Not long ago, the Tigers looked like they’d be one of the more conservative teams on challenges this season. They had the fewest challenges in the Majors in Spring Training, and they were lamenting a missed challenge in a key at-bat during their season-opening series in San Diego.
Just over a week later, they’re getting the hang of it. They challenged a couple of called strikes that turned into balls on Saturday, eventually leading to two of their six walks at the plate in their 11-6 win. Dingler’s work Sunday led directly to one strikeout and set up two other outs by turning first-pitch balls into strikes.
Dingler is 7-for-7 challenging pitches so far this season. At 3-for-3 entering Sunday, he was already ranked among the leading catchers in challenges in terms of net runs more than expected by a player seeing the identical pitches, despite having a relatively low rate of challenges to pitches that could “reasonably” be considered.
“I’m getting to that point where, obviously with a few games under my belt now behind the plate, I’m starting to know the zone a little bit more, especially on the corners,” Dingler said. “The corners are going to stay the same. Obviously the ones that are the toughest are the ones up and down. I’ve started to be a little bit more confident in [the zone], because we can check when we go back in the dugout. It’s mostly just trusting yourself in that situation to know the zone.”
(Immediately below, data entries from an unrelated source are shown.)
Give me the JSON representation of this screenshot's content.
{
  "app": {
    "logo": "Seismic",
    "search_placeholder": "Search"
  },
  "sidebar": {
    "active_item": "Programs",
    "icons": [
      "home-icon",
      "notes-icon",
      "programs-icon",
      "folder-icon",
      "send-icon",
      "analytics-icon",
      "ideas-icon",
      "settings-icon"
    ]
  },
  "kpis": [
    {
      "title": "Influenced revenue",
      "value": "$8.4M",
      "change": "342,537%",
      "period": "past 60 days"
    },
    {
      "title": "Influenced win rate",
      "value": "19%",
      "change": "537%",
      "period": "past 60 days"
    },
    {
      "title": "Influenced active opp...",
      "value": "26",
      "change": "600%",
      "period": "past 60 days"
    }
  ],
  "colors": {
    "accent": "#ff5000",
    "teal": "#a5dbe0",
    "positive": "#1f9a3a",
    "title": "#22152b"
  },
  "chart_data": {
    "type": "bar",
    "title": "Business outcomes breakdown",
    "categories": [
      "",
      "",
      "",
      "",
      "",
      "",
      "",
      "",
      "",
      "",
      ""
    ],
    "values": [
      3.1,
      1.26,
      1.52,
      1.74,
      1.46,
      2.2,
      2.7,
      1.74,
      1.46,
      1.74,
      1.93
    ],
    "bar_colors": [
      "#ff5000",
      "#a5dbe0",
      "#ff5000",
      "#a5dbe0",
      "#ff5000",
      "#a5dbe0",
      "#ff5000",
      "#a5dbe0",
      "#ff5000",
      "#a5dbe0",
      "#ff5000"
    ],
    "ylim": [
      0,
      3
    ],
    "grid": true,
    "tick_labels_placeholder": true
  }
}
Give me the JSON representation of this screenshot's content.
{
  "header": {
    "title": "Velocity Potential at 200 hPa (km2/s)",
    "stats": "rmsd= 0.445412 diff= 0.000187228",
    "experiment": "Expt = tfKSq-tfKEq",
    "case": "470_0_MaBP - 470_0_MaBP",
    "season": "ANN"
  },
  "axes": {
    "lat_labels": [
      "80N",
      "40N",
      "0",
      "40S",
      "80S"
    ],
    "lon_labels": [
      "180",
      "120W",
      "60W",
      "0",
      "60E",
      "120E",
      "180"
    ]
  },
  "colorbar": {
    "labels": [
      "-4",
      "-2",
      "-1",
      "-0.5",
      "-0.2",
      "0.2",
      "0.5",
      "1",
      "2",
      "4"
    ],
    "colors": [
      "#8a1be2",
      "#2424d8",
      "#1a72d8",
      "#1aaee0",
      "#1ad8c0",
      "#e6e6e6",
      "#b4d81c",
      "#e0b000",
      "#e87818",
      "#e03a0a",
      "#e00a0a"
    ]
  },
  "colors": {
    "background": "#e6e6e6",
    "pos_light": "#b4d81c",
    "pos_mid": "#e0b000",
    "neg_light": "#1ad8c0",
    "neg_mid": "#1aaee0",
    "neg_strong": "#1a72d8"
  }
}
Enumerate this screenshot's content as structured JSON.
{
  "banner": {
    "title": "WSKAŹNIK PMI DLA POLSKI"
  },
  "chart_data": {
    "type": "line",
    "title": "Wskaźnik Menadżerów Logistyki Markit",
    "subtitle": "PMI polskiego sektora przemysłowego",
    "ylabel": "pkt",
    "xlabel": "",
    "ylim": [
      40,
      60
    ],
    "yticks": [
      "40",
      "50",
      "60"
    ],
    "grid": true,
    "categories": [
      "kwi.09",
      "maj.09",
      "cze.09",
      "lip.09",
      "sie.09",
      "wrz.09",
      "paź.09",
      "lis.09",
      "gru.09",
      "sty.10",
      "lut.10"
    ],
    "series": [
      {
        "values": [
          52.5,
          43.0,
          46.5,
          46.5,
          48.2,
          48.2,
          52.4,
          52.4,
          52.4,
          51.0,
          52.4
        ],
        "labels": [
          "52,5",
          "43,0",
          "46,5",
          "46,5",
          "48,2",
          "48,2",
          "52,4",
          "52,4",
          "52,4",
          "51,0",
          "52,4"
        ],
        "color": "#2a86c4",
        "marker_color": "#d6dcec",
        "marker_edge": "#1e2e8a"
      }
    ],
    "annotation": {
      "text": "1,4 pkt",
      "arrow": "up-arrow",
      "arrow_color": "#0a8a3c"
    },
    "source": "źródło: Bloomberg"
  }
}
This is the scenario manager A.J. Hinch hoped to see when he let his players get a feel for the system in Spring Training without much restriction. At the time, he said that those players who know the zone would benefit the most from the system.
“The catcher, we have the best seat in the house,” Hinch, a former catcher himself, said. “It’s right there for you. The real tough part is how these are on the margins, and they change counts, they change at-bats, they can change innings.
“You have to have confidence in the strike zone. That’s the biggest thing that we’re preaching is be confident in your strike zone, whether you’re at bat or if you’re [Dingler] or [fellow catcher Jake Rogers] behind the plate. We saw tonight where some marginal pitches went our way because we were in a good position to challenge.”
That confidence is reinforced by postgame sessions.
“We see all of it now,” Dingler said. “It’s a separate postgame scouting that we get now, and it’s big. It changes the game. We’ve seen it already. It flips counts and it flips at-bats. It’s big to know the zone.”